L’obturateur électronique du 1er rideau semble une alternative pratique. Il n’est pas silencieux, mais il est très silencieux et il n’y a pas de choc mécanique. Il fonctionne également (contrairement au mode d’obturation électronique complet) avec une détection continue du flash et du scintillement, alors qu’il est moins susceptible de souffrir de bandes ou de distorsion du volet roulant. Mais à des vitesses d’obturation plus élevées, la forme du bokeh peut être affectée. L’obturateur mécanique ne souffre d’aucun de ces inconvénients, mais il est plus lent, plus bruyant, plus maladroit et moins rapide à réagir à la pression de votre doigt. En d’autres termes; chevaux de course! En pratique, j’ai utilisé la mécanique pour les paysages, le 1er rideau électronique pour les portraits et l’électronique complète pour les oiseaux et les chiens.

Plage dynamique

Et ainsi de suite à la question de la latitude d’exposition ou de la plage dynamique. En fait, les deux sont liés mais pas tout à fait la même chose. La latitude d’exposition fait référence à la capacité d’une caméra à régler l’exposition sans perdre de détails, tandis que la plage dynamique est une valeur numérique donnée en paliers ou en EV à la gamme de tons qu’une caméra est capable d’enregistrer, du plus clair à l’ombre la plus sombre. En pratique, ils déterminent tous les deux combien nous pouvons exposer pour les hautes lumières criardes tout en conservant les détails dans des ombres apparemment bloquées, ou vice versa.

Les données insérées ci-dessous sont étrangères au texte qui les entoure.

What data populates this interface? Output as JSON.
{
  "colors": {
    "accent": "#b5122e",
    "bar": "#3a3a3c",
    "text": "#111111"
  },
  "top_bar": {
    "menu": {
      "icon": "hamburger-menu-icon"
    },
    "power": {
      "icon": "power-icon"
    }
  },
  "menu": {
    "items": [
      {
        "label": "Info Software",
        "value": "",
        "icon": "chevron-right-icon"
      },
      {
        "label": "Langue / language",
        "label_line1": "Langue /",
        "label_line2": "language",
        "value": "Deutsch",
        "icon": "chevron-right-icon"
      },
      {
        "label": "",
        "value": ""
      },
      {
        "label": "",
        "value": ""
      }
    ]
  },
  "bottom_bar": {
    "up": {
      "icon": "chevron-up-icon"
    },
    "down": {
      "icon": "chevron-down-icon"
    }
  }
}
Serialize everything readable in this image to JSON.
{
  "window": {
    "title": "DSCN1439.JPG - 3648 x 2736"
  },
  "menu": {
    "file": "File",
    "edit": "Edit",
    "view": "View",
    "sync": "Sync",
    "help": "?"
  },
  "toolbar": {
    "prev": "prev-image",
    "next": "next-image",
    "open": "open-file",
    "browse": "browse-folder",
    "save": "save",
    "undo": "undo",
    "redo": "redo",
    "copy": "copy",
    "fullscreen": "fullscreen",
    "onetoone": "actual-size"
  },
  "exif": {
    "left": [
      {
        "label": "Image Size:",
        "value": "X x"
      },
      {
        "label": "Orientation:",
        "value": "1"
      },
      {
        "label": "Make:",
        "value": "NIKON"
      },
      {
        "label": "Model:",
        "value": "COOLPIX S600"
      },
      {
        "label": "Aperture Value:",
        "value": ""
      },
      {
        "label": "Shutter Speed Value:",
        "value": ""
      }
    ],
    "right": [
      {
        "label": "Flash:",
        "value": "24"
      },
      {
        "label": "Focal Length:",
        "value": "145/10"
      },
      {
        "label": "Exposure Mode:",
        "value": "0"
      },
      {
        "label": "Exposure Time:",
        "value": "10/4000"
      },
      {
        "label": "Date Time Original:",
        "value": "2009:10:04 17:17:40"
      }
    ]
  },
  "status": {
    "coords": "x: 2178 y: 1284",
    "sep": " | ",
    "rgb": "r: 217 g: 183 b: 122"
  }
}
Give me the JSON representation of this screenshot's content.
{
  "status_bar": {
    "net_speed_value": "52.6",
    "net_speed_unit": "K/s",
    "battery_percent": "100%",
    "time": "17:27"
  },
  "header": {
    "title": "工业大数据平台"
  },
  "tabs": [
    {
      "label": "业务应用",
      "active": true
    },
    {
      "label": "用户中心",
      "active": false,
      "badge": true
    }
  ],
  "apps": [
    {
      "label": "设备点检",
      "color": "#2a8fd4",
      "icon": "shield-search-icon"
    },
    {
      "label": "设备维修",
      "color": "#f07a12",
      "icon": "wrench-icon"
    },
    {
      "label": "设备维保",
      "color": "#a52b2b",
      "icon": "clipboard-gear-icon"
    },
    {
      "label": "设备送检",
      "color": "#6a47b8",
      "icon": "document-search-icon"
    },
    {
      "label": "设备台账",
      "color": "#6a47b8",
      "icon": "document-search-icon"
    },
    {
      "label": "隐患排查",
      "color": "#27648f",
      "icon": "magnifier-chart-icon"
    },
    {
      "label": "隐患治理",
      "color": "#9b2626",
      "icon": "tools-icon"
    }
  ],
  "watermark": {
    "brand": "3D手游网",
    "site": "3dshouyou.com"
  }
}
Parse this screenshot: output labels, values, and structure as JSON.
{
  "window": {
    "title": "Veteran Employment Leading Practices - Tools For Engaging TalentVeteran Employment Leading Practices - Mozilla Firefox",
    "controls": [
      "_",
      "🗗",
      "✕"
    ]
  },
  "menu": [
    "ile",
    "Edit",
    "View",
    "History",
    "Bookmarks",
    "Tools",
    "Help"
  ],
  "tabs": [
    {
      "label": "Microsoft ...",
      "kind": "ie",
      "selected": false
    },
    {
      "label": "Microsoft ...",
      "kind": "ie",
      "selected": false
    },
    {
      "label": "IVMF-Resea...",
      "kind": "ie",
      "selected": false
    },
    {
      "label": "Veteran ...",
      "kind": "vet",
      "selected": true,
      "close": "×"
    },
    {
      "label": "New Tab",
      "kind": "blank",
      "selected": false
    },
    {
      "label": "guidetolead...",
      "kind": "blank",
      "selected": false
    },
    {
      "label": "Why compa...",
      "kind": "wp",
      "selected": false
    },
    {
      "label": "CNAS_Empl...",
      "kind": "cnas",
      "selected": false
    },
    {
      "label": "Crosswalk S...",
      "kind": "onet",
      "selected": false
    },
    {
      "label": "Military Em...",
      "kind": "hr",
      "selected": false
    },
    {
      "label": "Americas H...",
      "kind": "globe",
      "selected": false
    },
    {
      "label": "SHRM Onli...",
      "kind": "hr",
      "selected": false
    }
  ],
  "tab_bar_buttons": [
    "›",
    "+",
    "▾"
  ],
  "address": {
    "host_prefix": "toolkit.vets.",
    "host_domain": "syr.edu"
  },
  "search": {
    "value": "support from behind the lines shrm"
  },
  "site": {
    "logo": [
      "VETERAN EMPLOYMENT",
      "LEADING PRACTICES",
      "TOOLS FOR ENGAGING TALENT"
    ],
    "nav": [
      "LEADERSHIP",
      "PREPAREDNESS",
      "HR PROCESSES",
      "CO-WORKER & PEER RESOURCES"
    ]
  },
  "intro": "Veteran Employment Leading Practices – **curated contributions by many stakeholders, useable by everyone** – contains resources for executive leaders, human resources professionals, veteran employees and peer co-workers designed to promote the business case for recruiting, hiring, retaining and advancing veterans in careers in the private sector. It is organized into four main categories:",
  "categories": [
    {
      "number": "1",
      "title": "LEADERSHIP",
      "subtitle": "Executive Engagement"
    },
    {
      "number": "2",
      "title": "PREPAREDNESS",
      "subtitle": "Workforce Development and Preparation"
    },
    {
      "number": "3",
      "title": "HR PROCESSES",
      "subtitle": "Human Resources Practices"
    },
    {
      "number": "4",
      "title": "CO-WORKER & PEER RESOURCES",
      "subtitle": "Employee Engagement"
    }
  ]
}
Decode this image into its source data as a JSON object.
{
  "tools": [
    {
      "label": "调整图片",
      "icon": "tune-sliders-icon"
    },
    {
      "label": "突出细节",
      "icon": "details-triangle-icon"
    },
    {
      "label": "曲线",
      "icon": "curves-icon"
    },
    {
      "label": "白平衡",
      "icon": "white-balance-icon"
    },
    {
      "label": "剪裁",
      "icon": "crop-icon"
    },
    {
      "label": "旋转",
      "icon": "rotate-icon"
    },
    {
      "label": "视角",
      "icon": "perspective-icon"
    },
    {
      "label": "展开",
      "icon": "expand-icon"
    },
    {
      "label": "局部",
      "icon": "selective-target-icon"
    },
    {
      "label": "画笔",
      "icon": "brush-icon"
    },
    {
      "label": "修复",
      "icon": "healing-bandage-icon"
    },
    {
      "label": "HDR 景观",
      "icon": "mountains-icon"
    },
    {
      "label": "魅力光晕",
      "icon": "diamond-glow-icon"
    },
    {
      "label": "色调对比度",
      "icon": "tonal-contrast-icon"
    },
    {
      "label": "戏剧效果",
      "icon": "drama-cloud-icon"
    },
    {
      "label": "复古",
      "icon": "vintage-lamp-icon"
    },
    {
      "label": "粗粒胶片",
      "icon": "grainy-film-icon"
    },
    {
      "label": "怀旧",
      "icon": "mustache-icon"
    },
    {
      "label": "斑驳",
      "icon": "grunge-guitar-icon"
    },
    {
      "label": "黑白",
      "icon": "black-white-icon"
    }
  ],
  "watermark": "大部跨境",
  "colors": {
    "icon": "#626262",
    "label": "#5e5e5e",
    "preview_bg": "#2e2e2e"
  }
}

Alors, quelle est la plage dynamique de l’EOS R5?

À ce moment-là, pardonnez-moi un gémissement, car dès que j’ai mentionné sur les médias sociaux que je testais la R5, j’ai été submergé par les inévitables questions «quel est le DR». C’est la même chose pour chaque lancement de caméra auquel j’ai participé. Il semble que le DR soit le seul aspect qui préoccupe beaucoup de gens, malgré le fait que ce n’est pas aussi simple que le plus haut sera le mieux. Oui, la conservation des détails des tons clairs et des ombres est importante. Oui, exposer pour le ciel et pouvoir faire ressortir les détails du paysage sans recourir à un filtre gradué est pratique. Mais nous devons également garder à l’esprit que plus le DR est large, plus les images sortant directement de l’appareil seront plates, ce sera donc toujours un compromis. Canon ne publie jamais de chiffres pour la plage dynamique de ses appareils photo, car les comparaisons directes entre les capteurs Canon et Sony (qui se trouvent également dans Nikons) sont presque impossibles en raison de la manière différente dont ils gèrent le bruit. Gardez également à l’esprit lors de la lecture de tests de capteurs indépendants sur les sites Web (tels que DXO, DPreview et Photon to Photos) qu’ils testent et mesurent tous la DR de différentes manières. Tout cela trouble les eaux.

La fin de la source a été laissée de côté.